# LaWoman 55 days in flower



## Merryjane (Feb 23, 2010)

This was a free seed from Attitude. She's going to be a special lady. :hubba: 
Glad I got a clone off her.


----------



## Locked (Feb 23, 2010)

That is one dank *** looking plant....very nice...let us know how she smokes..


----------



## the chef (Feb 23, 2010)

Please let us know! Score one fer the tude! Oh yes a smoke report please! Score one fer you! How's she smell?


----------



## shortkutz (Feb 23, 2010)

that looks crazy


----------



## SmokeyTheBear (Feb 26, 2010)

Damn that **** is DANK!


----------



## WHODAT (Feb 26, 2010)

If she smoke how she looks u have urself a winnah


----------



## 420 Murder Ln Garberville (Mar 1, 2010)
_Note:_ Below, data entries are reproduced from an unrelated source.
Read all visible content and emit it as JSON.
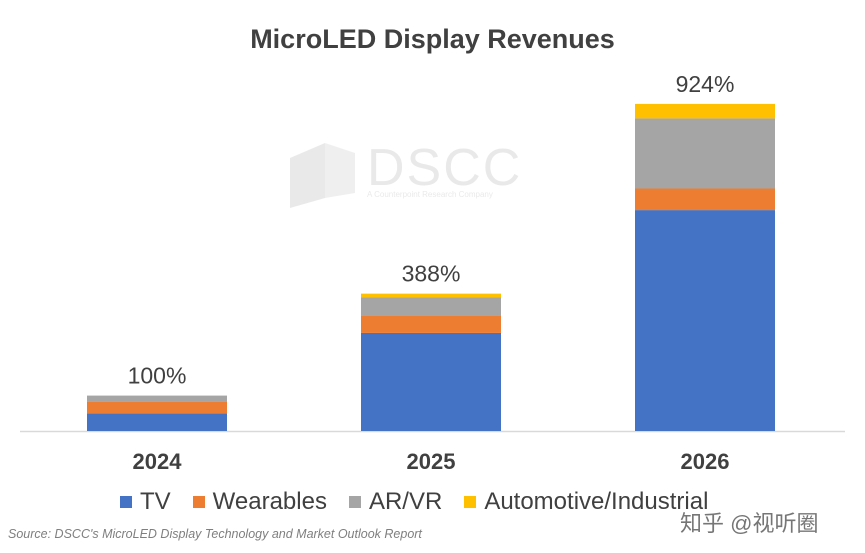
{
  "chart_data": {
    "type": "bar",
    "stacked": true,
    "title": "MicroLED Display Revenues",
    "categories": [
      "2024",
      "2025",
      "2026"
    ],
    "totals_labels": [
      "100%",
      "388%",
      "924%"
    ],
    "series": [
      {
        "name": "TV",
        "color": "#4472C4",
        "values": [
          50,
          277,
          624
        ]
      },
      {
        "name": "Wearables",
        "color": "#ED7D31",
        "values": [
          33,
          50,
          61
        ]
      },
      {
        "name": "AR/VR",
        "color": "#A5A5A5",
        "values": [
          17,
          51,
          198
        ]
      },
      {
        "name": "Automotive/Industrial",
        "color": "#FFC000",
        "values": [
          0,
          10,
          41
        ]
      }
    ],
    "ylim": [
      0,
      924
    ],
    "grid": false,
    "legend": "bottom"
  },
  "source": "Source: DSCC's MicroLED Display Technology and Market Outlook Report",
  "logo": {
    "name": "DSCC",
    "tagline": "A Counterpoint Research Company"
  },
  "watermark": "知乎 @视听圈"
}
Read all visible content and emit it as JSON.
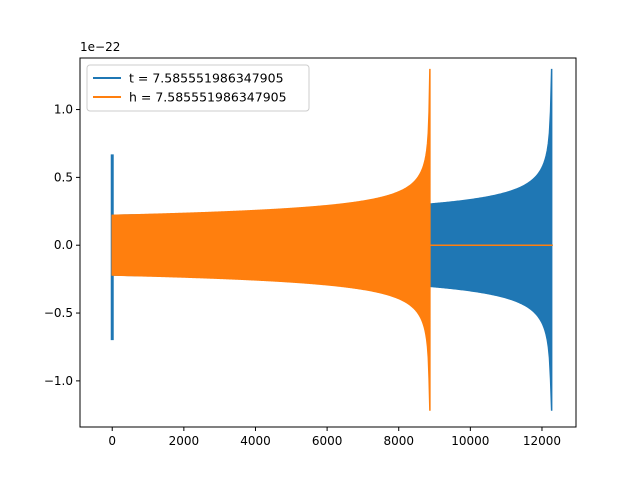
{
  "chart_data": {
    "type": "line",
    "title": "",
    "xlabel": "",
    "ylabel": "",
    "y_offset_label": "1e−22",
    "xlim": [
      -900,
      12950
    ],
    "ylim": [
      -1.34,
      1.38
    ],
    "x_ticks": [
      0,
      2000,
      4000,
      6000,
      8000,
      10000,
      12000
    ],
    "x_tick_labels": [
      "0",
      "2000",
      "4000",
      "6000",
      "8000",
      "10000",
      "12000"
    ],
    "y_ticks": [
      -1.0,
      -0.5,
      0.0,
      0.5,
      1.0
    ],
    "y_tick_labels": [
      "−1.0",
      "−0.5",
      "0.0",
      "0.5",
      "1.0"
    ],
    "grid": false,
    "legend_position": "top-left",
    "series": [
      {
        "name": "t = 7.585551986347905",
        "color": "#1f77b4",
        "shape": "chirp-envelope",
        "x_start": 0,
        "x_end": 12300,
        "x_peak": 12270,
        "spike_at_start": {
          "x": 0,
          "max": 0.67,
          "min": -0.7
        },
        "envelope_at_start": 0.22,
        "envelope_peak": 1.3,
        "envelope_trough": -1.22
      },
      {
        "name": "h = 7.585551986347905",
        "color": "#ff7f0e",
        "shape": "chirp-envelope",
        "x_start": 0,
        "x_end": 12300,
        "x_peak": 8870,
        "envelope_at_start": 0.22,
        "envelope_peak": 1.3,
        "envelope_trough": -1.22,
        "flat_after_peak": 0.0
      }
    ]
  }
}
chunky but funky! healthy looking girl ya got there


----------



## Merryjane (Mar 4, 2010)

Thanks guys for the comments. I can't wait to try her out too. This is by far my best plant ever. I wished I had grown her out a little longer before flowering. She's been very easy to grow. 
No amber as of yet so well wait


----------



## 2Dog (Mar 4, 2010)

weird it looks so different from mine..and so purple mine was green! awesome looking plant.


----------



## Merryjane (Mar 4, 2010)

Where does the purple come from?  I know it's not temps


----------



## 2Dog (Mar 4, 2010)

to me it looks more like a purple strain....and more indica than the la woman..maybe they sent a different seed or maybe you got a cool pheno? who knows. I have one more la woman seed maybe my next one will be mroe liek that who knows..plus mine took forever...


----------



## 420 Murder Ln Garberville (Mar 8, 2010)

that stuffs looks nice!


----------



## todoobie (Mar 8, 2010)

perty its full of crystals


----------



## Heemhoff17 (Mar 8, 2010)

DANG DUDE!!!! I got a la woman free too....


I hope mine turns out half as good as that


----------